I am really drunk at the moment, however I think I should write this node before I forget my feelings at this point.

I am a very trusting person, I always believe that you should give people a chance after their mistakes. My (now most definately ex) girlfriend had been indesicive in the past and I had given her the benefit of the doubt.

And how does she repay me?

By betraying that trust and does exactly the same fucking thing again right in front of my friends who I had previously been singing her praises to.

How do I feel? Like a bloody idiot. I'm an idiot for placing my trust in her once again (my previous day logs have shown what she is like) and once again I feel empty and pointless.

What particularly hurts is that over the 20 years of my life this is actually my best experience so far. even my own fucking mother left me with no regard whatsoever for christs sake.

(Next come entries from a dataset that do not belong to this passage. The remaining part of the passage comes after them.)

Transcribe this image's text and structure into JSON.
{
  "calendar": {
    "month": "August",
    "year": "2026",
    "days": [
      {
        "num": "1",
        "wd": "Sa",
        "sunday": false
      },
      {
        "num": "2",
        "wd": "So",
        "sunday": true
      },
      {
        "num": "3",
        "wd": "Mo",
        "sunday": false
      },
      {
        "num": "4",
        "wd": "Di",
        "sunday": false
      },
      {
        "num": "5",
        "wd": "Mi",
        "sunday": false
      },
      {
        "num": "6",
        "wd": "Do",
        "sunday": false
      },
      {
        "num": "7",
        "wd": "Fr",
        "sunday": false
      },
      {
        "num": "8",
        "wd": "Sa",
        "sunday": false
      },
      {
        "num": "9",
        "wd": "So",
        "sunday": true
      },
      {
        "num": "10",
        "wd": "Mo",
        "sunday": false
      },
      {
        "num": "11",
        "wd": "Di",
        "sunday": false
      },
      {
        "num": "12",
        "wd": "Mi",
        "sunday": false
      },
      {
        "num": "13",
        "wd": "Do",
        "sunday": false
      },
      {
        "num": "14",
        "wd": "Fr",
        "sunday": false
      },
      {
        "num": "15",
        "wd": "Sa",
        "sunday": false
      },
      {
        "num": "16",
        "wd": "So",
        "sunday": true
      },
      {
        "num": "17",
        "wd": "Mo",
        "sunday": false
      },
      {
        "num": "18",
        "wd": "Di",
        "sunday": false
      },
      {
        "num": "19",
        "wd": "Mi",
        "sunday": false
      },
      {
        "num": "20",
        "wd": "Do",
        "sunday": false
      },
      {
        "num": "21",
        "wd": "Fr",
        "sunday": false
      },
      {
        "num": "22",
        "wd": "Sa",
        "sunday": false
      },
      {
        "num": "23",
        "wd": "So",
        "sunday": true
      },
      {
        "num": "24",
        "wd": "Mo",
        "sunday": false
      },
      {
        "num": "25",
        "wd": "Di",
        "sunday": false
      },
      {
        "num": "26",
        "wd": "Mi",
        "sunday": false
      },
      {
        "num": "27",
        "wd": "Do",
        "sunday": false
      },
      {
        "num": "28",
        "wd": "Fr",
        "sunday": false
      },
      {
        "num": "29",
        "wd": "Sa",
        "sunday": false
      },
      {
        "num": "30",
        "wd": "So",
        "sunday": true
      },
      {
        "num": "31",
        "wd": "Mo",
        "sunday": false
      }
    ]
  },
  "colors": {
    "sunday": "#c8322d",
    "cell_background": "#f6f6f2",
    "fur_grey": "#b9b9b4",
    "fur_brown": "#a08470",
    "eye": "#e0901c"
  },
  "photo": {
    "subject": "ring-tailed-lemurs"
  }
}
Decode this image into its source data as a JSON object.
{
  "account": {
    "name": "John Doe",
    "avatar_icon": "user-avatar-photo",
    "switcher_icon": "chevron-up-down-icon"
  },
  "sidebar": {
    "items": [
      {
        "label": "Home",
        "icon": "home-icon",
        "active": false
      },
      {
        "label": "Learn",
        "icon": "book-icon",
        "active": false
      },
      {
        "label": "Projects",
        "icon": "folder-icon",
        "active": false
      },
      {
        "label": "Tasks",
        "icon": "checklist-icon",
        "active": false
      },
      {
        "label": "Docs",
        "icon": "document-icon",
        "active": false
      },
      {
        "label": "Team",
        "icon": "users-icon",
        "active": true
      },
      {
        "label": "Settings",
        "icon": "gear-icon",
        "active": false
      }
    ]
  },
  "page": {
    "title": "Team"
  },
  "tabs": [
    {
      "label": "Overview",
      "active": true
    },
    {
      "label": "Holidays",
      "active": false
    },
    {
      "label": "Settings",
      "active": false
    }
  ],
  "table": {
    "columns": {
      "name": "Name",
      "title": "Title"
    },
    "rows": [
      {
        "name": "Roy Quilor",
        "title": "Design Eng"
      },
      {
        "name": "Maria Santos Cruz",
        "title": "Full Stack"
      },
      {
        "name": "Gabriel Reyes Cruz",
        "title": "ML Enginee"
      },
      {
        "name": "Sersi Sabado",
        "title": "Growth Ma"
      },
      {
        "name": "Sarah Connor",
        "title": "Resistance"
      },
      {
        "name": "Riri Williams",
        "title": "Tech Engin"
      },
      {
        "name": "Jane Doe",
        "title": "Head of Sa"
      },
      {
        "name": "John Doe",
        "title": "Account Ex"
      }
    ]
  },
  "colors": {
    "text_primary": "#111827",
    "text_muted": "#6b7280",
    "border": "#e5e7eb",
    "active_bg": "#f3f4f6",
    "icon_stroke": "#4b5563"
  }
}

I can't think what to do. I know I must do something and I'm too tired to stay awake but I don't want to do anything. I can sit and think, but it isn't going to make anything happen.

I know a few of her friends and mine read this stuff - and if she does read this then I want her to know that I've given her more compassion and taken more indecision from her than anyone I have ever met and this is the final straw. I can't even stand to face someone who can't stick to a decision for more than 2 weeks (or on occasion days) at a time. I've got to move on now and the best thing you can do is leave me be. Don't try to be friends - you'll only try to apologise as before and your apologies mean nothing to me. In my mind an apology is a heartfelt and sincere regret of doing something and an undertaking that it should never happen again. to you it's just an emotional crutch - a way to wipe clean your sins before repeating them regardless. Please don't phone me or interfere with my life - ever!